The Kishiwada Danjiri Matsuri (岸和田だんじり祭), held in Kishiwada, Osaka, is one of the most famous Danjiri Matsuri festivals in Japan. The festival is a parade involving large wooden shrine floats that are pulled at a high speed by a large team of men. During the dangerous runs, several men are standing on top of the shrine float.

==History==
The festival began in 1703 when the daimyō of Kishiwada, Okabe Nagayasu (岡部 長泰), prayed for an abundant harvest to Shinto divinity Inari, the rice goddess of Fushimi Inari-taisha, Kyoto. He opened the doors of the Kishiwada Castle to the population for the festival.

==Summary==
The Danjiri festival is divided principally into two festivals. The first is held in September and is the more famous of the two. The second occurs in October, is less famous but involves more Danjiri. The September Festival is itself divided in two. Again, the more famous is the Kishiwada danjiri centering on the Castle and runs from the Nankai line down to the seaside. The other Danjiri festival occurs in Haruki Town and centres on Nankai Haruki Station. The September Festival involves 34 Danjiri. In October the towns between the Nankai line and the mountains hold their own Danjiri Festivals. These involve 47 Danjiri and centre on the JR stations of Kumeda, Shimomatsu and Higashi-Kishiwada.

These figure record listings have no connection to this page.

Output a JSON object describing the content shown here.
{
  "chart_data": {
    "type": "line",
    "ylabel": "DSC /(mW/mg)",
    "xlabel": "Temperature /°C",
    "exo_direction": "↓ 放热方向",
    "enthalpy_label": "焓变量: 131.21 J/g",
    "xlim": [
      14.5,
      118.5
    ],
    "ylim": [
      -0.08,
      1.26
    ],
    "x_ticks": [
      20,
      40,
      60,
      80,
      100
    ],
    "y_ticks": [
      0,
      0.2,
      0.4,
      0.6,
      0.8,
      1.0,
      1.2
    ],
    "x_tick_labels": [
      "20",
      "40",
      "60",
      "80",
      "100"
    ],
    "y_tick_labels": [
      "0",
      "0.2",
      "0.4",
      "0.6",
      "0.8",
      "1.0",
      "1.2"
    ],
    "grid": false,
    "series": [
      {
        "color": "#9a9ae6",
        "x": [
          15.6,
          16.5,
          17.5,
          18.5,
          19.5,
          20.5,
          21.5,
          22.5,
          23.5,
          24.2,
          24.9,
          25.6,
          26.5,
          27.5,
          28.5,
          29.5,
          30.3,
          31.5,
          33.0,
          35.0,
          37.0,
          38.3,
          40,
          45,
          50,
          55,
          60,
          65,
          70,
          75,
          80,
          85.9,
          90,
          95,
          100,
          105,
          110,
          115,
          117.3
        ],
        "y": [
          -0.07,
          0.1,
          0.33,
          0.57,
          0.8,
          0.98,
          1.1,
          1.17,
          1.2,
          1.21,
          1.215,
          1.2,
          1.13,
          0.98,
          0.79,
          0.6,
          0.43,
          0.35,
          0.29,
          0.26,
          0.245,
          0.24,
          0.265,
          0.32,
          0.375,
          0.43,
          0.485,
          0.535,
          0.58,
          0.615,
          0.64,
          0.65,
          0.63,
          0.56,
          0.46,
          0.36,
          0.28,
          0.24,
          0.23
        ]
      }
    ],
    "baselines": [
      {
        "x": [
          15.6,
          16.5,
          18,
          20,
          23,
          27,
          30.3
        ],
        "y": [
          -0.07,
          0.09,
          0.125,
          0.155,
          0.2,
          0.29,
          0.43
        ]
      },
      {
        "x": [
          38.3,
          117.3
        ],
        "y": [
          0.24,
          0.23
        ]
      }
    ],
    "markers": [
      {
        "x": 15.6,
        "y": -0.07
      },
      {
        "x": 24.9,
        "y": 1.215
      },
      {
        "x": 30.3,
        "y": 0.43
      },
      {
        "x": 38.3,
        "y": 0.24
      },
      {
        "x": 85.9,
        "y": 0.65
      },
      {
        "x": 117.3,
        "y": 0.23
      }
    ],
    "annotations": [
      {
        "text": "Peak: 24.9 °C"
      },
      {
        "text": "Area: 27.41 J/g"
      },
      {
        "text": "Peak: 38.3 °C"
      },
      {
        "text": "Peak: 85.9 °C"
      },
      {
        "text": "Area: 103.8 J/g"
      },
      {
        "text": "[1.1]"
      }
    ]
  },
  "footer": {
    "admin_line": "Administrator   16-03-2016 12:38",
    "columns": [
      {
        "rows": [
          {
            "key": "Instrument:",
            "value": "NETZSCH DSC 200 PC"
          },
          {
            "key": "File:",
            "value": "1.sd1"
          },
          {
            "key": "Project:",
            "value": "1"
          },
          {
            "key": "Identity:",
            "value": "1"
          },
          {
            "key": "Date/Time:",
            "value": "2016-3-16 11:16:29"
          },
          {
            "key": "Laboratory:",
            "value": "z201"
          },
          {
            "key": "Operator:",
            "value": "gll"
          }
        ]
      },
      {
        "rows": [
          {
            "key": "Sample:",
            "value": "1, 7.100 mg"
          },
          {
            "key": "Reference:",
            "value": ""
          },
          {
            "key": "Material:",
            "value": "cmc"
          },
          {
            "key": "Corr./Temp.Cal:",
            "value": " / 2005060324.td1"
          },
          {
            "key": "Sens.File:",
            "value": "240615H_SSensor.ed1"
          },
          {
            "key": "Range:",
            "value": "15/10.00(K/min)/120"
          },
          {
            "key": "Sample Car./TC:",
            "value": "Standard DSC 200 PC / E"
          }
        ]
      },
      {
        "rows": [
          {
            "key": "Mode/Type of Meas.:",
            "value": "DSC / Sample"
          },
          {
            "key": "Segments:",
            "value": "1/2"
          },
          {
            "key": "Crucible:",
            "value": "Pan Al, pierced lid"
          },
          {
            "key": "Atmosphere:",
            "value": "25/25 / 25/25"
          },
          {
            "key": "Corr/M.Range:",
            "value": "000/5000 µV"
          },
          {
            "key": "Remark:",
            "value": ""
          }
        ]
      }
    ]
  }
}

The city has 81 large wooden carts, each holding a portable shrine or danjiri.

==Schedule==
Since 2006, Kishiwada Danjiri Matsuri has been held on the Saturday and Sunday before Respect for the Aged Day.

==Personal roles==
- Sponsor (世話人 sewanin)
- "Young head" (若頭 waka gashira)
- Pulling team (組 kumi)
- Cartwright (大工方 daiku gata)
- "Young man group" (青年團 seinen dan): usually 16-25-year-old people who play musical instruments such as the taiko (drum) and Kane (bell).